Mark Emberton, MD
Both the diagnosis and treatment of patients with localized prostate cancer have recently been re-evaluated in an effort to address overtreatment. According to Mark Emberton, MD, FRCS, the most important factor for diagnosis is location, as it provides information to help decide how soon to treat or whether active treatment is necessary.
“Before you stick a needle in the organ, ask the question, ‘Where is the cancer?’ Just asking that question provides those extraordinary benefits,” Emberton said. “This is not a 10% or even 20% difference. This is a 100% difference in detection rates, which is lowering the risk of insignificant disease.”
In an interview with OncLive
, Emberton, professor of Interventional Oncology, Division of Surgery and Interventional Science, University College London, clinical director, Clinical Effectiveness Unit, Royal College of Surgeons of England, discussed updates in the diagnosis and treatment of patients with localized prostate cancer.
OncLive: How has the diagnosis of localized prostate cancer evolved over the last few decades?
It hasn't been a good story, actually. For the last 40 years, the prostate has been unusual in that we have been [testing] men at risk of developing prostate cancer with a random needle deployment of the organ, which we don't do in organ systems in relation to cancer. I think we always knew that it is was unreliable and the diagnosis was uncertain, but I don't think we realized to what degree.
In the last 10 years, the role of imaging has been addressed, and has provided us with location for the first time in the last 100 years. This exposed the deficiencies that we had to live with historically. The worse deficiency was missed cancers, so we told people they were clear when they were not. The second worse deficiency was misdiagnosed cancers, and the third was diagnosing men with low-risk disease, which is an overdiagnosis.
The ideal pathway would correct all of those errors. This analysis discusses the degree to which deriving locations has helped us resolve those errors. In summary, it doubles the risk of detecting clinically significant prostate cancer, which is astounding. Over the last 10 years or more, we have been missing half of the men with clinically significant disease, so it is not surprising that many of our treatments don't work. We also will mitigate the problem of overdiagnosis to a large degree.
Has a focus on multidisciplinary care helped in this communication?

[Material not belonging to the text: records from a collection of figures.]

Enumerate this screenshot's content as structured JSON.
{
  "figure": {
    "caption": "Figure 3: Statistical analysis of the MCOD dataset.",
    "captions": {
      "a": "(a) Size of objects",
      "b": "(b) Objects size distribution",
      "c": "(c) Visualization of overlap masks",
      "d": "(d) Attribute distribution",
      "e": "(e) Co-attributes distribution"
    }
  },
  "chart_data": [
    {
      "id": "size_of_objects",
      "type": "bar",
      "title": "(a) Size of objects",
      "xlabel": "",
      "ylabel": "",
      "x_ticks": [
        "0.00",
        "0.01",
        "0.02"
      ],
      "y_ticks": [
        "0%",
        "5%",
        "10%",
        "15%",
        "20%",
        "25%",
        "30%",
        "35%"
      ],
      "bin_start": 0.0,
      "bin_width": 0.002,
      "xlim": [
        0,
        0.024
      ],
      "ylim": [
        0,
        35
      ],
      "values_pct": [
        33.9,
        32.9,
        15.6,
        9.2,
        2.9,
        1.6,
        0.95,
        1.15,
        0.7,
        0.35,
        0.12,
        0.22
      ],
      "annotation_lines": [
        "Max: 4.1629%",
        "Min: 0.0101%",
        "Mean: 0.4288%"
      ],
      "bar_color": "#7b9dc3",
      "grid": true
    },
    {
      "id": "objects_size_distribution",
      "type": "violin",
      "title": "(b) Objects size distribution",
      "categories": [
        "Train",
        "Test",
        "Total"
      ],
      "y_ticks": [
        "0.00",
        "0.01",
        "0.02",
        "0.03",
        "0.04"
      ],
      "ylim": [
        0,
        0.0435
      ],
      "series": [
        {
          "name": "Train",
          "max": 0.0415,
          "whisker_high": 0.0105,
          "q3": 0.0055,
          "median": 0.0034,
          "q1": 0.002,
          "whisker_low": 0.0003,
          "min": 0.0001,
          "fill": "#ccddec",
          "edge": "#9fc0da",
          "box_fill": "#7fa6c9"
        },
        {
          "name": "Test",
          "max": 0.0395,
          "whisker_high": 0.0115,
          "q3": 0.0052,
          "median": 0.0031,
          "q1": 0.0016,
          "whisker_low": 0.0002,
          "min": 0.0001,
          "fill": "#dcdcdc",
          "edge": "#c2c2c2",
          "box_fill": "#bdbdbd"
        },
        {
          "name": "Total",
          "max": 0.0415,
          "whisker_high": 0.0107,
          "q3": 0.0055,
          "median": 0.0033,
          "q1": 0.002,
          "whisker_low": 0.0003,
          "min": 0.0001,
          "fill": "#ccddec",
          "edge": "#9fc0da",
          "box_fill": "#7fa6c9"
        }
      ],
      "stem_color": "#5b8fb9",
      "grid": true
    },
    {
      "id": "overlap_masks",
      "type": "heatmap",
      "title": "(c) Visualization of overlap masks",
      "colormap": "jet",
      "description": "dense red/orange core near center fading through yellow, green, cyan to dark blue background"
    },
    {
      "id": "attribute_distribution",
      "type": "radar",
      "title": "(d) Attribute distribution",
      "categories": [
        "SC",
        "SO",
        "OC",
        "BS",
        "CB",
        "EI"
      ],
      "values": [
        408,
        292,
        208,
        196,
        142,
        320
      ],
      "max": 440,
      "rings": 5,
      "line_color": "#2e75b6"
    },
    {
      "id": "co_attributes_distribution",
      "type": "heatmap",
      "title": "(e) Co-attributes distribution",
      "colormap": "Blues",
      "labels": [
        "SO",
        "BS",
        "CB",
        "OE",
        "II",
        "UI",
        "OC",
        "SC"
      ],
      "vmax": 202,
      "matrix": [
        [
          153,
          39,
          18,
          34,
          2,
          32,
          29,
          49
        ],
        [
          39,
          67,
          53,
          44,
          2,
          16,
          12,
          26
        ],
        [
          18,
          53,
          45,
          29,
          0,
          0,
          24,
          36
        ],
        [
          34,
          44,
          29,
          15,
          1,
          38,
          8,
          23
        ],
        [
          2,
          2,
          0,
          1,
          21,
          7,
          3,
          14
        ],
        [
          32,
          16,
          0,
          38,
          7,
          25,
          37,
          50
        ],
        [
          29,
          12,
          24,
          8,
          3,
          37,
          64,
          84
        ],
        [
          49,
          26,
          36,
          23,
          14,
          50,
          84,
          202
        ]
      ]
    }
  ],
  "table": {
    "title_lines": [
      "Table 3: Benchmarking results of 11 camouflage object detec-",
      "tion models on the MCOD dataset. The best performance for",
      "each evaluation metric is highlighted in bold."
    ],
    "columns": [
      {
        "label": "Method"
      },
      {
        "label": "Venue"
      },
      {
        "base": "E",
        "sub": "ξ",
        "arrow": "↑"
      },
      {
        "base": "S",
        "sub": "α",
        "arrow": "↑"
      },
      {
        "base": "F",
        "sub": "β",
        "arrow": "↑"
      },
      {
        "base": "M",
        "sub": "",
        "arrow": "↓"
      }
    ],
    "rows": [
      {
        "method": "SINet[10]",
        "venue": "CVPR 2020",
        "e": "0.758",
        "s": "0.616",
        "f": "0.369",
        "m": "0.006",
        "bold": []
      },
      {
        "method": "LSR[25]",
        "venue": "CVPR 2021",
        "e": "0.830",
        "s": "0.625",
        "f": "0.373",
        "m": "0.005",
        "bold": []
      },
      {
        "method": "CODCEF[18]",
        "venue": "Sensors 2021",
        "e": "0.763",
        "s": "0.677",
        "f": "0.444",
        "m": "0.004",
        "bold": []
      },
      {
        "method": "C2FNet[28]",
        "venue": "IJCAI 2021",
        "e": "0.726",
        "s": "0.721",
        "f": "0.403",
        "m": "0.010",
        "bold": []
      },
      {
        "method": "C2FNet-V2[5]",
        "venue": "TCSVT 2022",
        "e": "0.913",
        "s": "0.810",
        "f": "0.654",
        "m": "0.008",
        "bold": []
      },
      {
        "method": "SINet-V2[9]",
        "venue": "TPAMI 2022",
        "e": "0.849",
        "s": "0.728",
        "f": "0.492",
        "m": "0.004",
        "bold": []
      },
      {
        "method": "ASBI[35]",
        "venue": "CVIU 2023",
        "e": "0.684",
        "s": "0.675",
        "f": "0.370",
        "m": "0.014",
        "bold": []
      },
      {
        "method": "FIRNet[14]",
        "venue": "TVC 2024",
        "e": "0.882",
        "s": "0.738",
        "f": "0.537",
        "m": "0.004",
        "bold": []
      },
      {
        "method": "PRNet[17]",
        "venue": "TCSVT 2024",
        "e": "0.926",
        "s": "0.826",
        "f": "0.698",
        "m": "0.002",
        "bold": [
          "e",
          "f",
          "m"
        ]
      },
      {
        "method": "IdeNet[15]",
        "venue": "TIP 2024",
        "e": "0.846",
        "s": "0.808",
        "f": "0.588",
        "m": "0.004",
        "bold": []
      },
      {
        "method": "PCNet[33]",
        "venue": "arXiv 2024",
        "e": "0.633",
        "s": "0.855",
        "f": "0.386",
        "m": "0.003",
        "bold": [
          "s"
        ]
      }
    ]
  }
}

There is no question that bringing in a mixed set of skills to a task results in benefit. It is quite interesting to look at my own professional relationships over the last 10 to 20 years. They have not been with other urologists, they are cross-disciplinary. My best friends are radiologists and pathologists because they are the people that I need in order to get the risk stratification right. One reason that we, as a unit, have been successful and able to research and innovate in the space is that we have had a team of superb radiologists that we work with constantly.
They give us a target, we verify the target, and we give them feedback on the validity of that target. The result is that detection rates go up, which means that we biopsy fewer men. The men that we do biopsy are very likely to have cancer. We are now getting up to detection rates of 80%, whereas historically, they have been in the order of 25% to 30%. It just shows how inefficient the system was before.
Going forward, those relationships are going to have to expand, and we are starting to talk to our engineering colleagues and our computational biology colleagues. Interestingly, molecular medicine now with biomarkers is becoming increasingly important. Synthesizing all those bits of information, such as complex imaging data sets with biomarker data sets, is going to be the challenge for the next 10 years.
Considering the history of overtreatment, what is the current treatment of patients with localized prostate cancer?
The beauty of the new diagnostic pathway is that it does most of the work for us. It gets rid of men with low-risk disease; they cease to exist. We resolved the overdiagnosis issue there.
What has happened is that most of the patients who now present will have clinically significant disease. By deriving location, we don't necessarily have to treat them right away. Part of the impulse to treat was to correct the inherent error that we knew existed. If you did not know how much disease was there, by treating it, the risk of undertreatment was avoided. However, the result was overtreatment.